Though it’s been a decade and a half since he remade the quintessential J-horror gem “Ringu”, Gore Verbinski has never strayed too far from the path of hallucinatory dread throughout the duration of his subsequent career, whether he’s entertaining the misadventures of Captain Jack Sparrow or those of a computer-generated chameleon by the name of Rango.

Yet, for all the macabre flourishes those films do indeed possess, one might have desired a return to darker waters for the director; the sort which seem at first to be uncharted and positively delectable.
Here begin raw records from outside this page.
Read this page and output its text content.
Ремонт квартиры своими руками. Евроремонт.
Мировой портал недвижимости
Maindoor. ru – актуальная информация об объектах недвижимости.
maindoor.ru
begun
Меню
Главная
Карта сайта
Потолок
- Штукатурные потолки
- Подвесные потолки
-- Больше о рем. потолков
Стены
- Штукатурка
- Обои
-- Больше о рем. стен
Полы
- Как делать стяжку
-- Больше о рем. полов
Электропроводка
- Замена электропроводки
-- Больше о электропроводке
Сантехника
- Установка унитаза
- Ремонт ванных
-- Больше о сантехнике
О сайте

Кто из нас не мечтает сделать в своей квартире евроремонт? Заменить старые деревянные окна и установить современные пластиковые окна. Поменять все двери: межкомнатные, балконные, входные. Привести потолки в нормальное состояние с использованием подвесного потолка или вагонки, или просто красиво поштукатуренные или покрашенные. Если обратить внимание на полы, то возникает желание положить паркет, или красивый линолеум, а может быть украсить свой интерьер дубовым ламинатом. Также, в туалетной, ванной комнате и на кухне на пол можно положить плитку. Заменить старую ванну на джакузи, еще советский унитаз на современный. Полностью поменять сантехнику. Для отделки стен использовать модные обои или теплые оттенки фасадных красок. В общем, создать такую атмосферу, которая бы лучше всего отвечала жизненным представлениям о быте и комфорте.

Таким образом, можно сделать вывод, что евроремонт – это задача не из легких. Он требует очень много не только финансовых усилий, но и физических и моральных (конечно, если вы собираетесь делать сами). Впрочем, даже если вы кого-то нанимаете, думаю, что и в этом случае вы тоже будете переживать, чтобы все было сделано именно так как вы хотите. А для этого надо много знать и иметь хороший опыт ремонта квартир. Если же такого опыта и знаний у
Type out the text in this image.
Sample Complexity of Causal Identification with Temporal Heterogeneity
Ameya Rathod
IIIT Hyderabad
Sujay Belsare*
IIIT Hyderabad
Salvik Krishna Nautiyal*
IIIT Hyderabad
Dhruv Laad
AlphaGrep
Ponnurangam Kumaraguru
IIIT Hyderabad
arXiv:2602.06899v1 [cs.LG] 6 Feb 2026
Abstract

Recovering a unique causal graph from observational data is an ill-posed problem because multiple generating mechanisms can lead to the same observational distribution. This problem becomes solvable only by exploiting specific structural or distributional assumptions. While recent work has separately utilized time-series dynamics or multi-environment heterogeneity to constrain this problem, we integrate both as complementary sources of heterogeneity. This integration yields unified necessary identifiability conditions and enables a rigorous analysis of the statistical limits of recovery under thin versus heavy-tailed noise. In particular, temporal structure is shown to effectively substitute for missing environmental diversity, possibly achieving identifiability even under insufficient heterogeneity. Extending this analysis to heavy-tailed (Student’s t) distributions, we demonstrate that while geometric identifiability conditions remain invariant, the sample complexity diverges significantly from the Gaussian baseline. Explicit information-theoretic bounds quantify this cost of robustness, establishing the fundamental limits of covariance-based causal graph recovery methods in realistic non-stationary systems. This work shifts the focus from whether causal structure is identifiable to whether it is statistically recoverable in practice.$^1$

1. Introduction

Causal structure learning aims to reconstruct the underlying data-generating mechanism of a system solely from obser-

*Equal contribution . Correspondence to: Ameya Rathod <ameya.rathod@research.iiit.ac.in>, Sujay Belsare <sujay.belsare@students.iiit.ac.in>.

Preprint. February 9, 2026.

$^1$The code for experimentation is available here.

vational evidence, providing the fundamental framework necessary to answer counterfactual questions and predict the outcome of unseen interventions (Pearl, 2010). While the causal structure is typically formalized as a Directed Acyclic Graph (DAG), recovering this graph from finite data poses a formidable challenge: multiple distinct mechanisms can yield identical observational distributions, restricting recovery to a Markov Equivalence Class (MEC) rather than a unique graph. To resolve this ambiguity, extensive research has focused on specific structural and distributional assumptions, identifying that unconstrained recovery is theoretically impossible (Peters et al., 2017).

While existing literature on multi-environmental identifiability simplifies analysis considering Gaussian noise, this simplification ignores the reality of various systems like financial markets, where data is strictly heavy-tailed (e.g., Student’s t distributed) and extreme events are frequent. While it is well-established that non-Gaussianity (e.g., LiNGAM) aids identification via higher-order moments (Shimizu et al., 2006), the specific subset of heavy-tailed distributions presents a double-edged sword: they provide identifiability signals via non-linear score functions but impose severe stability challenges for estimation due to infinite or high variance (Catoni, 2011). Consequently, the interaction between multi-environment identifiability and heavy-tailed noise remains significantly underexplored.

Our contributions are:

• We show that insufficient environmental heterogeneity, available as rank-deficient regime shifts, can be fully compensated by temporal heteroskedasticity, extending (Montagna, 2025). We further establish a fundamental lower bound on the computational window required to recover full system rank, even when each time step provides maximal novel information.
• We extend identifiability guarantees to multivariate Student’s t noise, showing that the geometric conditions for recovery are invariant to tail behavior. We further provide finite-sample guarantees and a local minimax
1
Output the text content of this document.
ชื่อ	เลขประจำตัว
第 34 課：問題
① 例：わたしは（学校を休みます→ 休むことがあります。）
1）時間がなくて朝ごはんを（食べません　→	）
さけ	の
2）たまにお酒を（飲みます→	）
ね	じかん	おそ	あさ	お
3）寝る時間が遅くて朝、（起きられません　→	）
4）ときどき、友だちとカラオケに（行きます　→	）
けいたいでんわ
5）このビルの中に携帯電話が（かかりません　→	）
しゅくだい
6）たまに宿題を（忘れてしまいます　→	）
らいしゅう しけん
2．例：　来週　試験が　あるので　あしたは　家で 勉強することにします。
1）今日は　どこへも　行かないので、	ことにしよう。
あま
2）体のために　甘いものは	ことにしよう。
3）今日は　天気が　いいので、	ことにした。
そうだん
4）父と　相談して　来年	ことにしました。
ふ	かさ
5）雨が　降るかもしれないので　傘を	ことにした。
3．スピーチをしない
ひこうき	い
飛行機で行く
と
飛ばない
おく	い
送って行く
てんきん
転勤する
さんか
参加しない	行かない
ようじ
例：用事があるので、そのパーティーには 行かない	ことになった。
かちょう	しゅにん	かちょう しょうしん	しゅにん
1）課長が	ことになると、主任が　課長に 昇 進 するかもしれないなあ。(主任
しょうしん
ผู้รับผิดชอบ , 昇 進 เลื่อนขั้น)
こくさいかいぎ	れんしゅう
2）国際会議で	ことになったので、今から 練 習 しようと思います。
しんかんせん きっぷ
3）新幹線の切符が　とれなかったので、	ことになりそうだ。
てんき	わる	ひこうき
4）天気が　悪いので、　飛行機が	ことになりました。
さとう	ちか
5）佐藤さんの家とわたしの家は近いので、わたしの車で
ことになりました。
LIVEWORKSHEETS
The answer to this is, alas, “A Cure for Wellness”, which is the sort of film that seems to wear its exquisitely dressed grime as if it were a badge of honor.


Following the sudden death of a colleague, we are thrust headfirst into the life and times of Lockhart (Dane DeHaan), an ambitious young executive for one of New York City’s most successful financial firms who is given the task of retrieving the company’s CEO from a mysterious wellness center located somewhere in the Swiss Alps where the treatment provided to its many patients (most of whom are the elderly) simply seems too good to be true. Shortly after arriving, he’s ready to get out of there, but a fatal car crash on the way back down the mountain adds a couple days, months, maybe even years to Lockhart’s stay.

Verbinski is no stranger to spectacle, in fact he revels in it, but the prospect of a major Hollywood player such as himself honing his craft for something more appropriately brooding and artful is an enticing one. Bojan Bazelli’s crisp yet sleazy cinematography speaks for itself, delivering the kind of transgressive art-horror aesthetic that is so sorely lacking in mainstream cinema today, and truth be told he conjures more than a few genuinely horrifying images.


However, it’s Verbinski’s indulgences which also prove to be his greatest downfall. In this case, it’s containing his mystery, keeping it as tight as possible. Lockhart is hardly the most immediately sympathetic fellow, which is quite alright, but we’re meant to see the events through not only his subdued vision but occasionally that of a younger patient (Mia Goth) whose own problems are more deep-seeded than the film cares to acknowledge. This is a film that is more interested in the thrill of the kill than it is in more profound emotional engagement, but in the absence of the latter it can feel detrimentally one-note.

Most disappointing of all is that Verbinski and company had the chance, and the resources, to make something more genuinely audacious than this, and seem to be constantly touting that they have. It’s yet another film that feels so very into the notion of allowing differences to define who we are rather than give into certain accepted (but no less toxic) social constructs, and yet at nearly two and a half hours and what with all the ham-fisted exposition and lazy gaps in logic, it’s no more distinctive than the average, overblown multi-million dollar affair; a nasty, decidedly cynical fashion statement masquerading as high-brow psychological horror that could have surely benefitted from a little more humanism to counter its contempt. As much as the desire is there to see more transgressive subject matter explored on a generous budget, this tedium simply isn’t the antidote to that particular drought.